Background and Purpose—Statin use may be associated with improved outcome in intracerebral hemorrhage patients. However, the topic remains controversial. Our analysis examined the effect of prior, continued, or new statin use on intracerebral hemorrhage outcomes using the ERICH (Ethnic/Racial Variations of Intracerebral Hemorrhage) data set.
Methods—We analyzed ERICH (a multicenter study designed to examine ethnic variations in the risk, presentation, and outcomes of intracerebral hemorrhage) to explore the association of statin use and hematoma growth, mortality, and 3-month disability. We computed subset analyses with respect to 3 statin categories (prior, continued, or new use).

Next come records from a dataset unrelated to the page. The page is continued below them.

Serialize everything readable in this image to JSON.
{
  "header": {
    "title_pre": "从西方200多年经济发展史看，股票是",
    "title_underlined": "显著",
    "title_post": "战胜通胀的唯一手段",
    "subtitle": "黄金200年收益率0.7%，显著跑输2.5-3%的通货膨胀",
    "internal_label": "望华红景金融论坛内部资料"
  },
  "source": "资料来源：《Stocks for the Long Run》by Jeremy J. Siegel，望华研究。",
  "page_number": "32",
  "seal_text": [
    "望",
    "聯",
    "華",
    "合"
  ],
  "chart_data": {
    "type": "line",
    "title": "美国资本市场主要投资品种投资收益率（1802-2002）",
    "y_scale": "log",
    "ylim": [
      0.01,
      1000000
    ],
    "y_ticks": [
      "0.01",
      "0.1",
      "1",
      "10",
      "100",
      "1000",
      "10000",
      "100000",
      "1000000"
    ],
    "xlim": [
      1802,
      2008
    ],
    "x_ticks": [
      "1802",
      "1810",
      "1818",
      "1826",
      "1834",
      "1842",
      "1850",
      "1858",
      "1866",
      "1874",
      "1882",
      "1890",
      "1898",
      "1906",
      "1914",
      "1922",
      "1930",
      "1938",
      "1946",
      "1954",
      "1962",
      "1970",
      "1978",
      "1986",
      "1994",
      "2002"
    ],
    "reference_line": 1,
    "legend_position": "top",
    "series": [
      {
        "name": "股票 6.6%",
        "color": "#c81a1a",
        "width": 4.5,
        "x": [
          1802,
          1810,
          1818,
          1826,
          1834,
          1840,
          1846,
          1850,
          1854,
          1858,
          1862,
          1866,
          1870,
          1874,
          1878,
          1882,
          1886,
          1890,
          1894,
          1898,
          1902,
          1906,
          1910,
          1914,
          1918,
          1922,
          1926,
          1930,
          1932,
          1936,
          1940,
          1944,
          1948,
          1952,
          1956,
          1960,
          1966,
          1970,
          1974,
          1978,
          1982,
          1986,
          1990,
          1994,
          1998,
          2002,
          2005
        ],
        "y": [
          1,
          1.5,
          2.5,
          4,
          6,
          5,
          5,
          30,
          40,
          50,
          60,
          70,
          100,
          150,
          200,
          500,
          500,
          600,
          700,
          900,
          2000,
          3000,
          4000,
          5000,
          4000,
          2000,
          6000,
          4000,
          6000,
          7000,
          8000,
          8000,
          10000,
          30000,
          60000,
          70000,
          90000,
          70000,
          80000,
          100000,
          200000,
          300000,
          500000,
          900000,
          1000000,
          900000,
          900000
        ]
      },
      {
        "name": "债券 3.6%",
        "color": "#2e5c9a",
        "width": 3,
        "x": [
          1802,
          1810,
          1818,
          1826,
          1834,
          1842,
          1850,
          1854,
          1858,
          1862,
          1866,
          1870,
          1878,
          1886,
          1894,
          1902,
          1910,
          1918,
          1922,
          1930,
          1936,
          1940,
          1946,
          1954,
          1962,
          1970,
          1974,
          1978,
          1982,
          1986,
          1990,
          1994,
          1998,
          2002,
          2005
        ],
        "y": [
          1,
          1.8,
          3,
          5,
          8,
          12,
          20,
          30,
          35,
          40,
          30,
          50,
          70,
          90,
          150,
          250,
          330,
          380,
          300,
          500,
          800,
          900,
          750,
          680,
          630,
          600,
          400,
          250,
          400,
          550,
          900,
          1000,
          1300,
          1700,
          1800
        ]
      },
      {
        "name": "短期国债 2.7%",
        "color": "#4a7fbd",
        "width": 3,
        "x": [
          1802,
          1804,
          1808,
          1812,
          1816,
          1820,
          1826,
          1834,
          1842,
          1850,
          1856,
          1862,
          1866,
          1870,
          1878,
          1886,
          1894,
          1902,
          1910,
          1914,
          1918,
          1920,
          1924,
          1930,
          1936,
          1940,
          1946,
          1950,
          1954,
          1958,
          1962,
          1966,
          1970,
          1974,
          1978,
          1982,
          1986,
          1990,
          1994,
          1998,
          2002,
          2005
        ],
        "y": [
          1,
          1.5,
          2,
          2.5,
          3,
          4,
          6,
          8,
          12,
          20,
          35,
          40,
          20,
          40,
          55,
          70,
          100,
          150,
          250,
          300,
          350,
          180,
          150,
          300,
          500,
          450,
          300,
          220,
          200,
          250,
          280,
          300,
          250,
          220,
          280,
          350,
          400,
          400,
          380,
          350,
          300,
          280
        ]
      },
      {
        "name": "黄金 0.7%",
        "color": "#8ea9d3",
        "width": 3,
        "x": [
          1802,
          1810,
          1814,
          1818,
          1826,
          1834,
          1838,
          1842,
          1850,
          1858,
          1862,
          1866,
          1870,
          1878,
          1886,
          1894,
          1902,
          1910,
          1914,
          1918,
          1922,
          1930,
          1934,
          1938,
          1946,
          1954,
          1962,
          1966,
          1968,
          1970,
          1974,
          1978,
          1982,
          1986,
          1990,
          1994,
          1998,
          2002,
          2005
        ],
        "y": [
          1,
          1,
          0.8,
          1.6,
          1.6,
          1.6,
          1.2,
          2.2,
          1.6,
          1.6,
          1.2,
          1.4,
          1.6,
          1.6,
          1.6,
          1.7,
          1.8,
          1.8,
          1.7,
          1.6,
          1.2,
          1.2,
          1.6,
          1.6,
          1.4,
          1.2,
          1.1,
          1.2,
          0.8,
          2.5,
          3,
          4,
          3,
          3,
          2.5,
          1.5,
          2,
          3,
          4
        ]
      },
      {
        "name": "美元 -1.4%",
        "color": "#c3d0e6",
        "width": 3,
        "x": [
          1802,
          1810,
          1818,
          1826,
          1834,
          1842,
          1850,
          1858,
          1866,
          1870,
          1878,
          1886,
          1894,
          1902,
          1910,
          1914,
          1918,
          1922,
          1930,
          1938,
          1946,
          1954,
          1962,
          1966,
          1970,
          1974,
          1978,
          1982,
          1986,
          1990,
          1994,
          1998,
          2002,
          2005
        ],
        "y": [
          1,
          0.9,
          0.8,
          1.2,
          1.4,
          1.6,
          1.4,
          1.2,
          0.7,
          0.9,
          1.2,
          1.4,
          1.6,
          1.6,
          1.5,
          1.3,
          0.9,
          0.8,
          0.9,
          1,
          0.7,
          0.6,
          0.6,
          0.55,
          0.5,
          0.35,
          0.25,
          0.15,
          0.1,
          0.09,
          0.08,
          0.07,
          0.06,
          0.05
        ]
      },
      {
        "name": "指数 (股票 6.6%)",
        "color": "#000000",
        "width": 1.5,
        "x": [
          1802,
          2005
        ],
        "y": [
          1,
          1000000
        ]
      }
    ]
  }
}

Results—Two thousand four hundred and fifty-seven enrolled cases (mean age, 62 years; 42% females) had complete data on mortality and 3-month disability (modified Rankin Scale). Among those, 1093 cases were on statins (prior, n=268; continued, n=423; new, n=402). Overall, statin use was associated with reduced mortality and disability without any effect on hematoma growth. This association was primarily driven by continued/new statin use. A multivariate analysis adjusted for age and major predictors for poor outcome showed that continued/new statins users had good outcomes compared with prior users. However, statins may have been continued/started more frequently among less severe patients. When a propensity score was developed based on factors that could influence a physician’s decision in prescribing statins and used as a covariate, continued/new statin use was no longer a significant predictor of good outcome.
Conclusions—Although statin use, especially continued/new use, was associated with improved intracerebral hemorrhage outcomes, this effect may merely reflect the physician’s view of a patient’s prognosis rather than a predictor of survival.